If IPv4 succeeds while hostname resolution hangs, that would strongly confirm a resolver/routing regression around IPv6 preference ordering or internal overlay translation.
Another interesting datapoint is that /dev/tcp succeeded but libpq stalled. That can happen if:
- SYN succeeds
- socket established
- but no readable bytes ever arrive after startup packet transmission
which usually indicates transparent proxying / conntrack / overlay routing weirdness rather than application failure.
The fact that rebuilding into a clean Medusa 2.14.x project “fixed” it may simply mean the underlying Railway networking issue was transiently corrected during later deploys/reallocations, not necessarily that dependency drift caused the original symptom.
I think the real fix here was likely forcing Railway to allocate fresh internal networking state by creating a brand-new project.
Your own repro isolates this below the application layer:
psql -h postgres.railway.internal ...
That should never happen if the private overlay routing is healthy.
My guess is one of:
- stale service-discovery/network metadata after the Apr 23 IPv6 rollout
- broken IPv6 hairpin routing for *.railway.internal
- corrupted overlay routing state tied to the original project allocation
Creating a fresh project likely forced:
- new internal DNS entries
- new overlay network allocation
- new service mesh routes
- fresh IPv6 bindings
which explains why the exact same stack suddenly worked without meaningful pg/Knex changes.

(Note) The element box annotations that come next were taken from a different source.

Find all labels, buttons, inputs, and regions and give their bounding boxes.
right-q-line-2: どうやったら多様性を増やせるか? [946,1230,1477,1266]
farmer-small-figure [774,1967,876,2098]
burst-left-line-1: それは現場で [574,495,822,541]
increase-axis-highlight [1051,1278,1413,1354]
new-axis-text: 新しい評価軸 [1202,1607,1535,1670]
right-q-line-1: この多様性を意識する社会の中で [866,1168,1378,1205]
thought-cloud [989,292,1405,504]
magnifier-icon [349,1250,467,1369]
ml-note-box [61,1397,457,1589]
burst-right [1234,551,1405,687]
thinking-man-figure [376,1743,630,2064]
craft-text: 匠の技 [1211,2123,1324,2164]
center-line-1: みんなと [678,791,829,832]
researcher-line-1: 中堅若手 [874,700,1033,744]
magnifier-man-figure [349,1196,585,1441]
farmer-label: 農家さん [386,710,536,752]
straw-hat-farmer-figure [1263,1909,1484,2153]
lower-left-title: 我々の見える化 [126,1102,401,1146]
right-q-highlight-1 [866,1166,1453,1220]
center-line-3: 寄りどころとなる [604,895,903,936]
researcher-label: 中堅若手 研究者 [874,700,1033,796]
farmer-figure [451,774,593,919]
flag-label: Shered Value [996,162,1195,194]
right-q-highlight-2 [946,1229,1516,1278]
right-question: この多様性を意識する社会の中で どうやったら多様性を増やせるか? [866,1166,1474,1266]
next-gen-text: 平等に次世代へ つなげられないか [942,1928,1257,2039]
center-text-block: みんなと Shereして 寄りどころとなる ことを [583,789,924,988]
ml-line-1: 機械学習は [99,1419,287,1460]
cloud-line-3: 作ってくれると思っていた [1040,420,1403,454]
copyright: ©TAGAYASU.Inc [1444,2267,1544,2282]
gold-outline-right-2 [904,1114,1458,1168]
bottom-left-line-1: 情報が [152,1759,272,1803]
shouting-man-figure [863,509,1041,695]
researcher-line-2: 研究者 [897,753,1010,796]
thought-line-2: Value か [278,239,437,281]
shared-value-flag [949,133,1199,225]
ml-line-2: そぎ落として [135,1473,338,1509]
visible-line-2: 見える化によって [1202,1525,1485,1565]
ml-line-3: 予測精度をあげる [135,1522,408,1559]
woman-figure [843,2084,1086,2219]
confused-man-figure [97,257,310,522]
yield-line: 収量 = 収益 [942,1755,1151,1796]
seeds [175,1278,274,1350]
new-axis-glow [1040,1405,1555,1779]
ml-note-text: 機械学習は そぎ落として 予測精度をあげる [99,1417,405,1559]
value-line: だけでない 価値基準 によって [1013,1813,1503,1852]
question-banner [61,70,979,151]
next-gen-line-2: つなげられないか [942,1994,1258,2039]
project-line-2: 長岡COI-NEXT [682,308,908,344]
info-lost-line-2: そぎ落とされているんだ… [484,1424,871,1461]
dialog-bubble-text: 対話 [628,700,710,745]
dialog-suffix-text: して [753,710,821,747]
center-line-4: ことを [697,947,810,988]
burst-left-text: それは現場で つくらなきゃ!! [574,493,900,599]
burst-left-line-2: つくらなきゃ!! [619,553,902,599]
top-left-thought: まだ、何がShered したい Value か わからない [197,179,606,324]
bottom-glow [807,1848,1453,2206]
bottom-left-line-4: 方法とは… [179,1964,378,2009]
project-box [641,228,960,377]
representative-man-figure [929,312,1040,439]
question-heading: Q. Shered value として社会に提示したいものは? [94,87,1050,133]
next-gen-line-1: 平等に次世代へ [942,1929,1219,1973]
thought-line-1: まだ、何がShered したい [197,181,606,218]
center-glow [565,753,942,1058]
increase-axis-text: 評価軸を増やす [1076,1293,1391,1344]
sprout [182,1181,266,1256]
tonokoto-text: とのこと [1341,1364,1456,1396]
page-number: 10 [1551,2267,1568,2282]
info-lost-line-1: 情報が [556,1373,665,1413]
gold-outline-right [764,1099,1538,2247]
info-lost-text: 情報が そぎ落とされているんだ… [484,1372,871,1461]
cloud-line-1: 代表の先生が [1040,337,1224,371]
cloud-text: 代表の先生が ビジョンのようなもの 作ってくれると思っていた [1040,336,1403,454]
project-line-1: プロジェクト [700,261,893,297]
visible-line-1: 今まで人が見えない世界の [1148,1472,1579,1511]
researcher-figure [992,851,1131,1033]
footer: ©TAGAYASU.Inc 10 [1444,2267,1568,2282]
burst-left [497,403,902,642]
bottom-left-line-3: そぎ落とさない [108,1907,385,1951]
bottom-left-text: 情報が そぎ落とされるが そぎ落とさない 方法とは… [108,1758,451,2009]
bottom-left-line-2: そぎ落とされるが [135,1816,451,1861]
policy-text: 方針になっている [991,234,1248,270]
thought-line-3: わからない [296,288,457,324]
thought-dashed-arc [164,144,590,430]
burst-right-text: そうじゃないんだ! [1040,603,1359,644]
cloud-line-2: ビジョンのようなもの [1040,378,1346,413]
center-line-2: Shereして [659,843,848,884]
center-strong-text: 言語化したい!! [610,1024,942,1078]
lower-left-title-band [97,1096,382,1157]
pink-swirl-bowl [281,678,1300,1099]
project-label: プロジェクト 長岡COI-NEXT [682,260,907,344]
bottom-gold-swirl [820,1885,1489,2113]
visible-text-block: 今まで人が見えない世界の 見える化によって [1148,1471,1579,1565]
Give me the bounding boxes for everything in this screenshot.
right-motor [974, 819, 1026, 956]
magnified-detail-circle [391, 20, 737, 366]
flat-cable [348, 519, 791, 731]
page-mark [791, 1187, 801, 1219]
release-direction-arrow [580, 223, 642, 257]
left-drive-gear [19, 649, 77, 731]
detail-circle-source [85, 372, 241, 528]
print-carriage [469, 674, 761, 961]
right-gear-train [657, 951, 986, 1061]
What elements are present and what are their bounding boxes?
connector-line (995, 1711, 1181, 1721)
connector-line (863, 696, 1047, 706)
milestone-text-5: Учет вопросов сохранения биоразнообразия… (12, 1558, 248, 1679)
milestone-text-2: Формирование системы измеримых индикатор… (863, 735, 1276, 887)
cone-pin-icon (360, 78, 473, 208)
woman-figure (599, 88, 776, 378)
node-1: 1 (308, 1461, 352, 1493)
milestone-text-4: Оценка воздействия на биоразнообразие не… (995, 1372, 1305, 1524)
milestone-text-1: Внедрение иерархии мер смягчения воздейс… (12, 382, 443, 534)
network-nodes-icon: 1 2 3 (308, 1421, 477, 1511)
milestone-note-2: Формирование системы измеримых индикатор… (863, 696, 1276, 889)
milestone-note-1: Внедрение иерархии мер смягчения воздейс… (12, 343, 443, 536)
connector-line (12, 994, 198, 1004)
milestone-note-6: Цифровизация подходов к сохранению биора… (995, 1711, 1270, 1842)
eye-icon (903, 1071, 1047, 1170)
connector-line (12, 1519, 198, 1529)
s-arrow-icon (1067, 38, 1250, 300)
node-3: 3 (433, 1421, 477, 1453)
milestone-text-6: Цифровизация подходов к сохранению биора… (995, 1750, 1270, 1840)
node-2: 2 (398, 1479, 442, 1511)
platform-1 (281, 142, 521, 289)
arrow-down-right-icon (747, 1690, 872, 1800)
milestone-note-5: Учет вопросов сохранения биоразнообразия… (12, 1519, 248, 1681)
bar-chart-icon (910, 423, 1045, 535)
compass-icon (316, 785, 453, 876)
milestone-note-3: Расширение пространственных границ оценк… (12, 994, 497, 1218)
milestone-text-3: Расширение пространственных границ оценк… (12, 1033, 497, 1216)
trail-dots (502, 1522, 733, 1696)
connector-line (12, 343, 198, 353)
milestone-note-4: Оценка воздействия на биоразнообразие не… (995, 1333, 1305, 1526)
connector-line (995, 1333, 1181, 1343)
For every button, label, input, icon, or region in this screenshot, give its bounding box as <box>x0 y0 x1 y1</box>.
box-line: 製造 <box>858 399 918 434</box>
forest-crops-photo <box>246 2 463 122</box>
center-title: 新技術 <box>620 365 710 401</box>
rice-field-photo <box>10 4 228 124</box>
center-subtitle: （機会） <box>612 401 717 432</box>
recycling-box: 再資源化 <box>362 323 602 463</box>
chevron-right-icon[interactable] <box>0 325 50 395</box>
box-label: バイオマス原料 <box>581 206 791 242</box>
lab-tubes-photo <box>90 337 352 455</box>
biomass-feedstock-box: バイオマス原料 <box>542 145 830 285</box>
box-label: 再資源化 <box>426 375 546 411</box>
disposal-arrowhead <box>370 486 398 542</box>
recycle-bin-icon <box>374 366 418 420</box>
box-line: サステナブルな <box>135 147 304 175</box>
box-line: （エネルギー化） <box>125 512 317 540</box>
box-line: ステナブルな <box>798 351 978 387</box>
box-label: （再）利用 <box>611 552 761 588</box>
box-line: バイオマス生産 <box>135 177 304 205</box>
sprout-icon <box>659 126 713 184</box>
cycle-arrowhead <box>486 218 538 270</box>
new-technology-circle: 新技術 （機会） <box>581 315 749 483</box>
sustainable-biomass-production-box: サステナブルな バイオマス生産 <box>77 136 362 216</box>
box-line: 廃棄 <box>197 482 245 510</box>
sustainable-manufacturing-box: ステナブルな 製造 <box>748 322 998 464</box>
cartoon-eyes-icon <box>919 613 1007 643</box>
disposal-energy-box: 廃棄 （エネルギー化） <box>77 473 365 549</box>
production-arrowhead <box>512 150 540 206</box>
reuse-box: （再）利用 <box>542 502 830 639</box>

You could probably validate this by comparing:
dig postgres.railway.internal AAAA
dig postgres.railway.internal A
ip -6 route
ss -ltnp
between the broken and working projects.
If Railway engineering can repro the “self-connect via internal hostname hangs” behavior, I suspect they’ll find an overlay or IPv6 routing regression introduced during the Apr 23 rollout.